Conquest Focus: Let me Extus you a question

Credit: Chase Stone, Wizards of the Coast

Extus, Oriq Overlord is a pretty cool Commander option with a lot of flexibility in how you build around him. You can do an aristocrats-style sacrifice deck, focusing on sacrificing either cheap creatures and triggering death effects with old standbys like Zulaport Cutthroat. You can also try to generate infinite mana, and cast your Commander sorcery over and over, destroying your opponents’ board states and dropping a ton of Blood Avatars with damage on attack triggers, and if you’re lucky, haste enough to just end the game.

But I thought it would be interesting to try to do something a little stranger and perhaps more difficult; something definitely a bit less reliable. I wanted to make an Extus punching deck. “One punch” decks often suffer from an inability to close out the game because they have to throw their hand away for buffs to take someone else out of the game. In a sufficiently punch meta this can result in two one-punch decks each taking out the non-one-punch decks, and then facing off. These decks can also incorporate additional turns or additional attack steps as a way to actually kill all of their opponents. The beauty of additional attack steps is if you’ve buffed your commander and perhaps dropped a Silence then you can keep using those buffs and that silence on your next opponent, and the next.

Credit: Wizards of the Coast

Extus almost inexplicably has double strike, which is quite a useful ability for a commander to have. In Conquest that means you need to get him +4 power in order to straight up kill someone. In Commander you need to get +7, which is significantly more, but still achievable. Thankfully in their infinite wisdom at some point in the past WotC mostly abandoned the traditional color pie, and as a result has given Red has a number of solid temporary buff spells. Black has always had spells that buff power only, but they frequently have an x cost involved, either in life or mana or sacrificed creatures, but post-PlanarChaos Red has some solid +3 power or +4 power spells.

There’s also an extant, mostly forgotten, ability (because it frankly wasn’t that strong) from Gatecrash that we can make use of called Bloodrush. Bloodrush essentially lets you discard a creature card for a buff, generally tied to the creature’s toughness or power and perhaps any combat abilities it had. A creature with Trample and bloodrush will probably give the creature you use the Bloodrush buff on Trample, for example.

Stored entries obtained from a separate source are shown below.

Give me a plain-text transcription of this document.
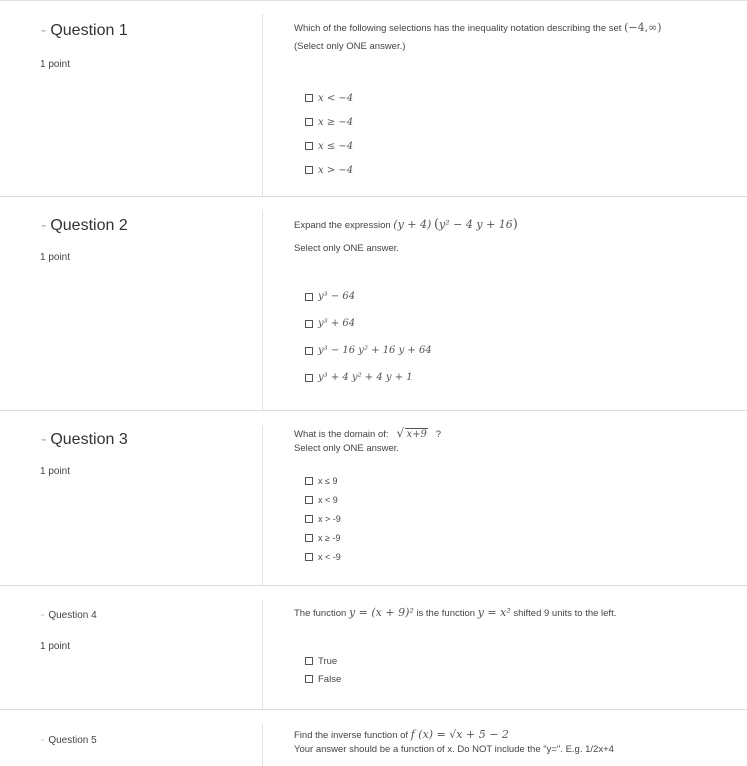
- Question 1
1 point
Which of the following selections has the inequality notation describing the set (−4,∞)
(Select only ONE answer.)
x < −4
x ≥ −4
x ≤ −4
x > −4
- Question 2
1 point
Expand the expression (y + 4) (y² − 4 y + 16)
Select only ONE answer.
y³ − 64
y³ + 64
y³ − 16 y² + 16 y + 64
y³ + 4 y² + 4 y + 1
- Question 3
1 point
What is the domain of: √ x+9 ?
Select only ONE answer.
x ≤ 9
x < 9
x > -9
x ≥ -9
x < -9
- Question 4
1 point
The function y = (x + 9)² is the function y = x² shifted 9 units to the left.
True
False
- Question 5	Find the inverse function of f (x) = √x + 5 − 2
Your answer should be a function of x. Do NOT include the "y=". E.g. 1/2x+4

But for Extus this creates a really neat interaction – since Extus can get your creature cards back out of your graveyard as a Magecraft trigger on casting an instant or sorcery, you can essentially recover your buff spells from your graveyard to cast them again and again.

Unlike most traditional one-punch decks you won’t automatically run out of steam with Extus here; that’s because you’ll recover your spells as you punch people in the face. Your ideal scenario with this deck is to drop a cheap creature or two, sac them to rush out Extus, buff him and then go to town, hoping to pull off an additional combat. The mana for that can come from cards like dark ritual, infernal purge, or from Neheb, the Eternal secured by a silence effect like Revel in Silence, the modal face of Flamescroll Celebrant, Grand Abolisher, or your Conquerer’s Flail. To pull of a win like this you’ll have to judge your moment fairly carefully – you can’t just immediately jump someone – but the setup makes it more similar to a combo deck in some ways; you need to assemble your pieces before trying to end the game.

The creature return ability means you can safely ditch creatures with red’s draw/discard spells as you cycle through your deck. Also, the trigger timing of Extus’ Magecraft ability is really important to understand. If you sacrifice a creature to Culling the Weak, the cast trigger will go on the stack, but part of the casting cost of culling is sacrificing the creature, which means the creature will already be in your graveyard, which means you can return the creature you just sacrificed. There’s possibly room in this deck to switch up your cards a bit and include mainstays like Birgi, God of Storytelling and Storm-Kiln artist.  A deck rebuilt this way would probably feature even more card selection, attempting to build up treasures or mana via spamming through and discarding, gaining lots of card advantage from the discard and returning of creatures.

I find Extus really interesting, and much like with Jorn I really hope this tri-color modal dual faced legendary creatures keep coming out, because they allow for really interesting commander and conquest decks, and I think this is one of Wizards’ most sucessful new card design themes in a while. I think it’s safe to say I’ll be revisiting some of the other possible versions of Extus over the coming weeks.